David Strittmatter

From Mediocre to Great – How to Achieve Greatness in Work

When leaders tolerate mediocrity, it’s a cancer that spreads like wildfire – Frank Sonnenberg

Dear friend,

What distinguishes great from mediocre work?

Even a little experience in a particular domain allows identifying great work quickly. We can immediately recognize greatness when we see it, even if we can’t always explain why.

But what are the underlying drivers of great work?

And what does it actually take to achieve work perceived as great by others?

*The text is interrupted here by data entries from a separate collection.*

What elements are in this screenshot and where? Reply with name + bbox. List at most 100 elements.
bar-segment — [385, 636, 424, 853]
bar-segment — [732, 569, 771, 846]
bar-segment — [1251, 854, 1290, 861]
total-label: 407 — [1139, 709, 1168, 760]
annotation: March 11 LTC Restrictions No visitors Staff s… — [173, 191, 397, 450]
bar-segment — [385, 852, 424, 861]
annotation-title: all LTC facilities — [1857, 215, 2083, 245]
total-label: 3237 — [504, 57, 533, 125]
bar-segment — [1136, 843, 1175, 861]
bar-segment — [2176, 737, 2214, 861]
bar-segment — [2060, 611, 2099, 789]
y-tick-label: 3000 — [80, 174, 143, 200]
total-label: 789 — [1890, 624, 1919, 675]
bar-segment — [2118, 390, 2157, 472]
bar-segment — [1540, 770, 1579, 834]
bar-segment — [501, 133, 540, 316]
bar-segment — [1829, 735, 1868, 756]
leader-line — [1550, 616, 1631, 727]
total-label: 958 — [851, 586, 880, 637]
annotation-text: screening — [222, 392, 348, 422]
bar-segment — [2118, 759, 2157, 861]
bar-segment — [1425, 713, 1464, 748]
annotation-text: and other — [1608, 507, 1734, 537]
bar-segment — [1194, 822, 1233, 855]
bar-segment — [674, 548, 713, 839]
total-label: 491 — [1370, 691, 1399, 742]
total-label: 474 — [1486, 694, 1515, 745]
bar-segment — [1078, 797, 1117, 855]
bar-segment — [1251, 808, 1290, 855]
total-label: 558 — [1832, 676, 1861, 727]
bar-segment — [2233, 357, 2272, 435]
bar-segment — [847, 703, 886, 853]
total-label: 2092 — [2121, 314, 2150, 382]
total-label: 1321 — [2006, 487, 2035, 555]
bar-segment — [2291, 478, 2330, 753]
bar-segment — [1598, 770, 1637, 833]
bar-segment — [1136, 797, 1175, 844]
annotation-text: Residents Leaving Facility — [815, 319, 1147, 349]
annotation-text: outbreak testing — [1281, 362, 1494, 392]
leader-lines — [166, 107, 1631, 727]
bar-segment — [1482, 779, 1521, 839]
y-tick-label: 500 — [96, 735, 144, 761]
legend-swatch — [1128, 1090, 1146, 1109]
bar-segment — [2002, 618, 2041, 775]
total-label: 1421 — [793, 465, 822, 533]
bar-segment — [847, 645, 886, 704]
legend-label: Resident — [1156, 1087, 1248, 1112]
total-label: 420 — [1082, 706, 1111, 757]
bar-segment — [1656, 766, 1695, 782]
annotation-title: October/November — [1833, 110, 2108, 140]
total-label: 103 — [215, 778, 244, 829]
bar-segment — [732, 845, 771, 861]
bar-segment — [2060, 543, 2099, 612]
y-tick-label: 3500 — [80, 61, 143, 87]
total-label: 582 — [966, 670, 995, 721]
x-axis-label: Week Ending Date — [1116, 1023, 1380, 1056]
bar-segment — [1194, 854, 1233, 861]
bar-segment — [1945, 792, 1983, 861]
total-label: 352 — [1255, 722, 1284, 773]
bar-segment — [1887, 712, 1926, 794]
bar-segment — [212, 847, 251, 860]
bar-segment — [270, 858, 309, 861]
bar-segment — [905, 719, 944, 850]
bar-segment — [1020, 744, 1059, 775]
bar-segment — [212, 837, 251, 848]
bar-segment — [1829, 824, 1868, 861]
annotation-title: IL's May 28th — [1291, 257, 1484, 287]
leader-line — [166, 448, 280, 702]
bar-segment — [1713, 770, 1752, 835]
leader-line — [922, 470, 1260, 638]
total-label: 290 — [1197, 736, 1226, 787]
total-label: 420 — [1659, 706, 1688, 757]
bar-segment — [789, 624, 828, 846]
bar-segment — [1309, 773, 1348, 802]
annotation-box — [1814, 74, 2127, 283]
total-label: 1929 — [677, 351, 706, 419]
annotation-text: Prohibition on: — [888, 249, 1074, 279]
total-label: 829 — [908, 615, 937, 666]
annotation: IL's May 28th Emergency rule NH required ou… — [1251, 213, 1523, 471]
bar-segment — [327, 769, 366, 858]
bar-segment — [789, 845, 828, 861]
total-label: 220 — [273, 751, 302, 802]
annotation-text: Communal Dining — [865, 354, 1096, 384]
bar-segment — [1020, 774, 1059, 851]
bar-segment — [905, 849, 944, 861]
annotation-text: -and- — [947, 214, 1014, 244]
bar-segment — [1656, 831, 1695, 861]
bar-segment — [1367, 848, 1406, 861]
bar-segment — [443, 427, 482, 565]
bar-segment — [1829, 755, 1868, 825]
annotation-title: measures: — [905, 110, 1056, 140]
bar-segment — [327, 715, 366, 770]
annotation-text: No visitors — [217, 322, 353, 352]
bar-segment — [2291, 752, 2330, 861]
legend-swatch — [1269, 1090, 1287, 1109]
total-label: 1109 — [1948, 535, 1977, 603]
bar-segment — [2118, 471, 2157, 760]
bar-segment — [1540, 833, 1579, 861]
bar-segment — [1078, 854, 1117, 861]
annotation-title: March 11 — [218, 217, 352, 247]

What does great work NOT look like?

  • Rushing through work without taking the time to review and make improvements
  • Treating the task as a duty and performing it exactly as instructed
  • Failing to take the initiative to explore new ideas or approaches to the task
  • Simply following the tried and true methods without any innovation or creativity
  • Working in isolation without seeking feedback or collaboration from others

Underlying drivers of great work

  • Owning the task and taking full responsibility for the outcome, regardless of challenges or obstacles
  • Spending time to review and iterate the end product
  • Going above and beyond the basic requirements of the task
  • Collaborating with others to gather feedback and insights
  • Taking calculated risks and exploring new avenues for the task, without fear of failure or the unknown

What does it take to achieve great work

  1. Assume full responsibility for the outcome
  2. Identify the “customer” of your work (is it your manager, is it a client, is it the department lead, is it an investor, …?) and tailor it to their needs
  3. Review the work, gather valid feedback (ask people who can support you to better meet the needs of the “customer”), and iterate it
  4. Take calculated risks by trying new approaches, failing early, and iterating fast based on the learnings
  5. Bonus: Even for the most basic task: Find a way to make it at least 1% better

Treat these 3 lists as a checklist if you want to perform exceptionally – no matter whether you’re an intern, new hire, experienced direct report to a manager, or like me (an upcoming CEO of a company).